When it didn’t happen, when the pain grew so intense that his whole being felt touched by fire, that was the moment he stumbled and fell, sprawling half in the gutter. She stopped, and started to drag him by his shoulders.

Then there was someone else who scooped him up like a bundle of damp washing and carried him to a place that was cool and high.

The device in his chest finally, finally decided it was going to work. He jerked like a fish, shuddered and twitched. Once wasn’t enough, not this time. It tripped again, sending enough current down implanted wires to shock his heart into remembering how to pump blood properly.

He gasped, and blinked his eyes to clear them of splinters of light.

Two men, two women, and him lying on bare wooden boards in between. Two guns on one side, one on the other, no clear idea of what was going on or where he was. He could see stone pillars, broken colored light, dark-stained wood. He could smell polish and prayers.

A church, then; he was in a church.

He tried to sit up, feeling every flicker of pain from his ribcage as a white-hot flame. He made it to his elbows before the effort grew too great. The only comfort he had was that the would-be kidnappers were aiming their Glocks at someone else for a change.

He flopped his head over to see who they were trying to threaten now.

She was a nun, fully robed, white veil framing her broad, serious face. A silver crucifix dangled around her neck, and a rosary and a holster hung at her waist. She had the biggest automatic pistol Petrovitch had ever seen clasped in her righteous right hand.

3

More frightening than the gun she was holding was her attitude of utter invulnerability. She stood like a soldier, right arm braced around the wrist by the left hand, sighting with her dominant eye, stance open and finger tickling the trigger.

She knew with absolute certainty they would never dare shoot a nun.

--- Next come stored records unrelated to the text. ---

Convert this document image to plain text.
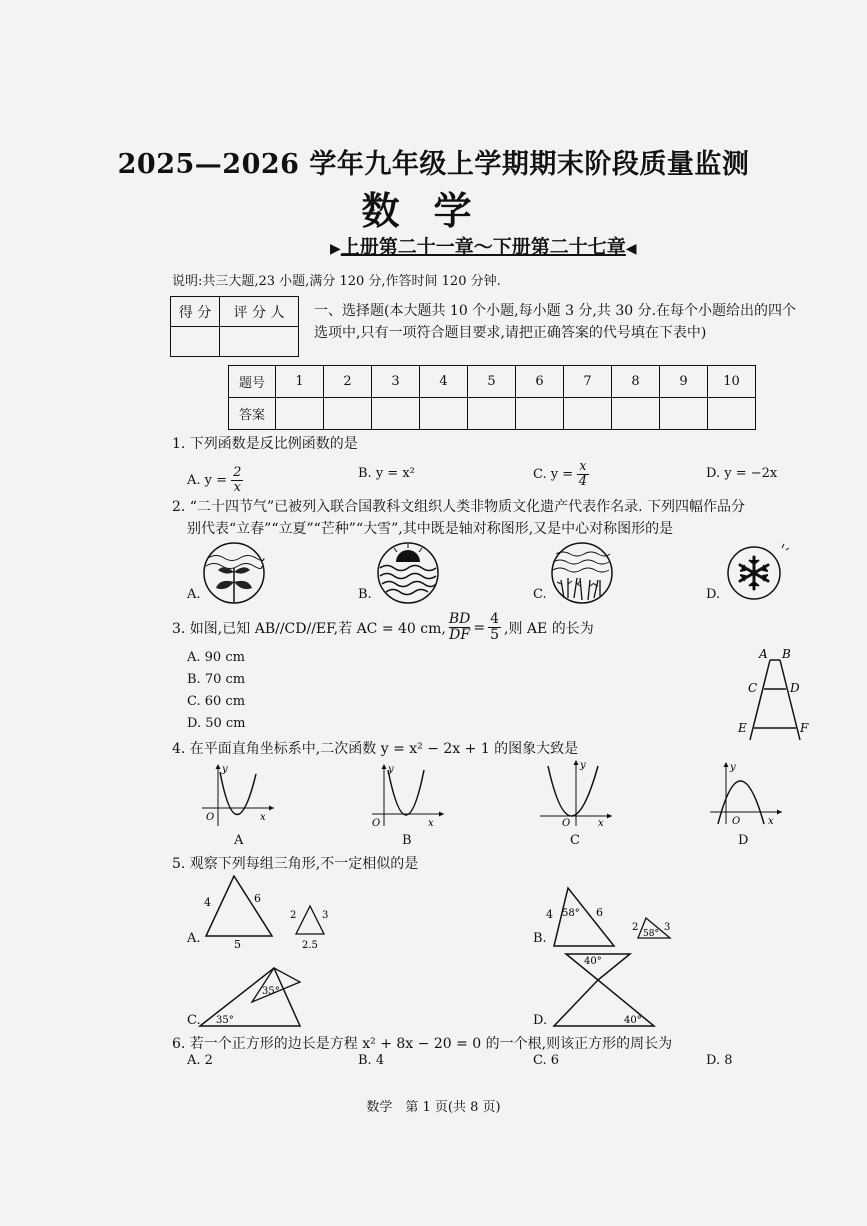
2025—2026 学年九年级上学期期末阶段质量监测
数学
▶上册第二十一章～下册第二十七章◀
说明:共三大题,23 小题,满分 120 分,作答时间 120 分钟.
得 分	评 分 人
	一、选择题(本大题共 10 个小题,每小题 3 分,共 30 分.在每个小题给出的四个选项中,只有一项符合题目要求,请把正确答案的代号填在下表中)
题号	1	2	3	4	5	6	7	8	9	10
答案										
1. 下列函数是反比例函数的是
A. $y = \frac{2}{x}$	B. y = x²	C. $y = \frac{x}{4}$	D. y = −2x
2. “二十四节气”已被列入联合国教科文组织人类非物质文化遗产代表作名录. 下列四幅作品分
别代表“立春”“立夏”“芒种”“大雪”,其中既是轴对称图形,又是中心对称图形的是
A.	B.	C.	D.
3. 如图,已知 AB//CD//EF,若 AC = 40 cm, $\frac{BD}{DF} = \frac{4}{5}$ ,则 AE 的长为
A. 90 cm
B. 70 cm
C. 60 cm
D. 50 cm
A B
C	D
E	F
4. 在平面直角坐标系中,二次函数 y = x² − 2x + 1 的图象大致是
y
x
O
y
x
O
y
x
O
y
x
O
A	B	C	D
5. 观察下列每组三角形,不一定相似的是
A.	B.
C.	D.
4	6
5
2	3
2.5
4 58° 6
2
58°
3
35°
35°
40°
40°
6. 若一个正方形的边长是方程 x² + 8x − 20 = 0 的一个根,则该正方形的周长为
A. 2	B. 4	C. 6	D. 8
数学　第 1 页(共 8 页)
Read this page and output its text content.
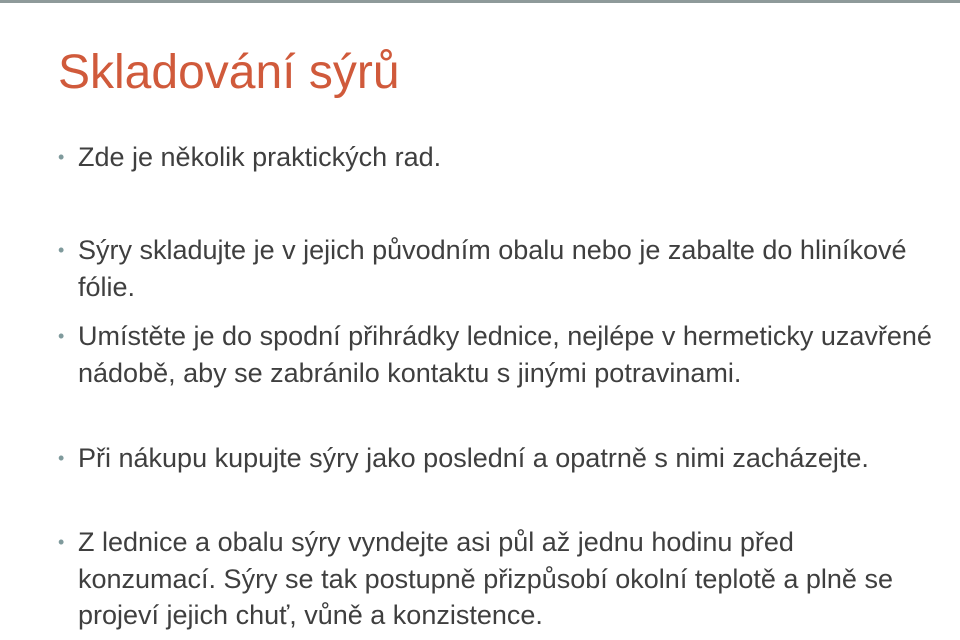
Skladování sýrů
• Zde je několik praktických rad.
• Sýry skladujte je v jejich původním obalu nebo je zabalte do hliníkové fólie.
• Umístěte je do spodní přihrádky lednice, nejlépe v hermeticky uzavřené nádobě, aby se zabránilo kontaktu s jinými potravinami.
• Při nákupu kupujte sýry jako poslední a opatrně s nimi zacházejte.
• Z lednice a obalu sýry vyndejte asi půl až jednu hodinu před konzumací. Sýry se tak postupně přizpůsobí okolní teplotě a plně se projeví jejich chuť, vůně a konzistence.
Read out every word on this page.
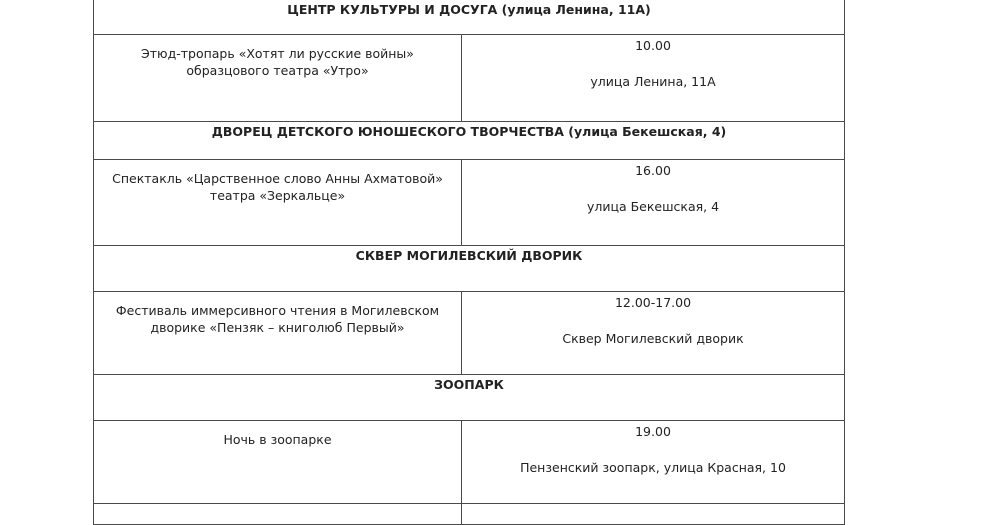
ЦЕНТР КУЛЬТУРЫ И ДОСУГА (улица Ленина, 11А)	
Этюд-тропарь «Хотят ли русские войны» образцового театра «Утро»	10.00
улица Ленина, 11А

ДВОРЕЦ ДЕТСКОГО ЮНОШЕСКОГО ТВОРЧЕСТВА (улица Бекешская, 4)	
Спектакль «Царственное слово Анны Ахматовой» театра «Зеркальце»	16.00
улица Бекешская, 4

СКВЕР МОГИЛЕВСКИЙ ДВОРИК	
Фестиваль иммерсивного чтения в Могилевском дворике «Пензяк – книголюб Первый»	12.00-17.00
Сквер Могилевский дворик

ЗООПАРК	
Ночь в зоопарке	19.00
Пензенский зоопарк, улица Красная, 10
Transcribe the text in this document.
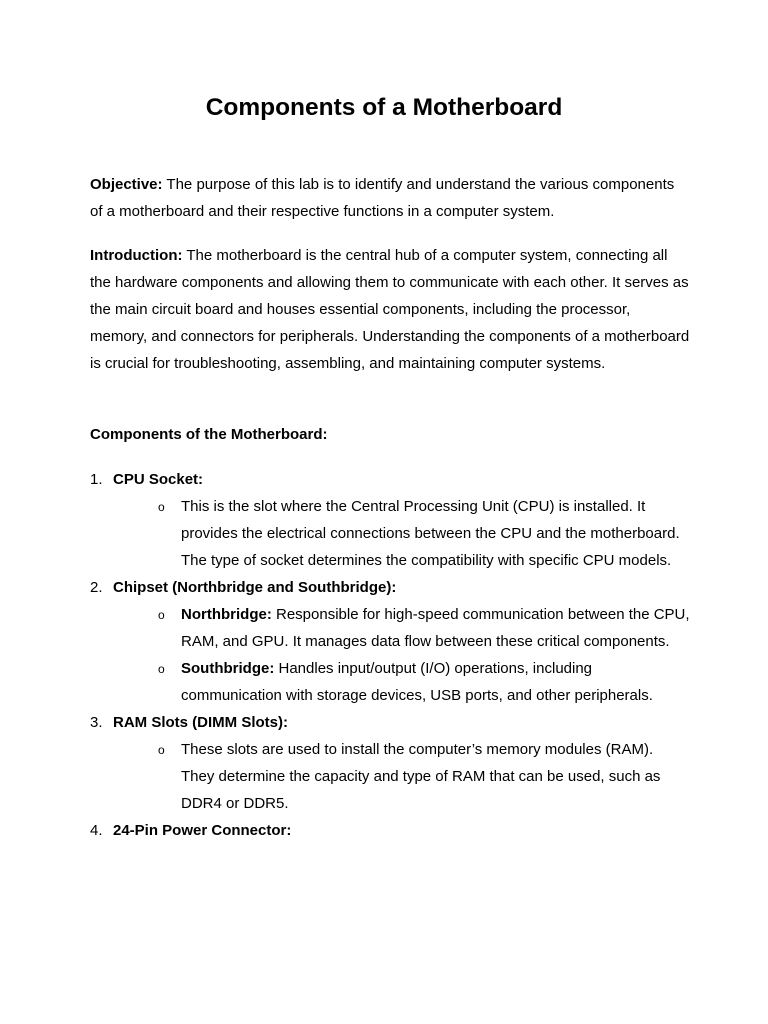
Components of a Motherboard
Objective: The purpose of this lab is to identify and understand the various components of a motherboard and their respective functions in a computer system.
Introduction: The motherboard is the central hub of a computer system, connecting all the hardware components and allowing them to communicate with each other. It serves as the main circuit board and houses essential components, including the processor, memory, and connectors for peripherals. Understanding the components of a motherboard is crucial for troubleshooting, assembling, and maintaining computer systems.
Components of the Motherboard:
1. CPU Socket:
o This is the slot where the Central Processing Unit (CPU) is installed. It provides the electrical connections between the CPU and the motherboard. The type of socket determines the compatibility with specific CPU models.
2. Chipset (Northbridge and Southbridge):
o Northbridge: Responsible for high-speed communication between the CPU, RAM, and GPU. It manages data flow between these critical components.
o Southbridge: Handles input/output (I/O) operations, including communication with storage devices, USB ports, and other peripherals.
3. RAM Slots (DIMM Slots):
o These slots are used to install the computer’s memory modules (RAM). They determine the capacity and type of RAM that can be used, such as DDR4 or DDR5.
4. 24-Pin Power Connector:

“Turn around, walk away,” she said. “You’ve lost this time.”

Of course, she could only aim at one of them at a time, and she did so without mercy. The target of her intentions started to crumble.

“We just want the girl,” said the man. “Just the girl.”

“No,” said the nun. The girl in question took a step back behind the nun’s skirts and played with her necklace.

“She can’t get both of us,” said the other man, and took an exploratory step forward.

“I wouldn’t bet my life on it,” said the nun. “More to the point, you shouldn’t bet your life on it. I don’t carry this cannon around for show.”

“If I can interrupt,” said Petrovitch from the floor. He swallowed around the knot of acid pain in his throat. “You don’t have time for this. You see that pendant in your target’s hand? It’s a panic button. I’m guessing she’s had her thumb jammed on it for the last few minutes, and the signal it’s giving off is stationary. Which means the cavalry are going to be no more than, what, thirty seconds away?”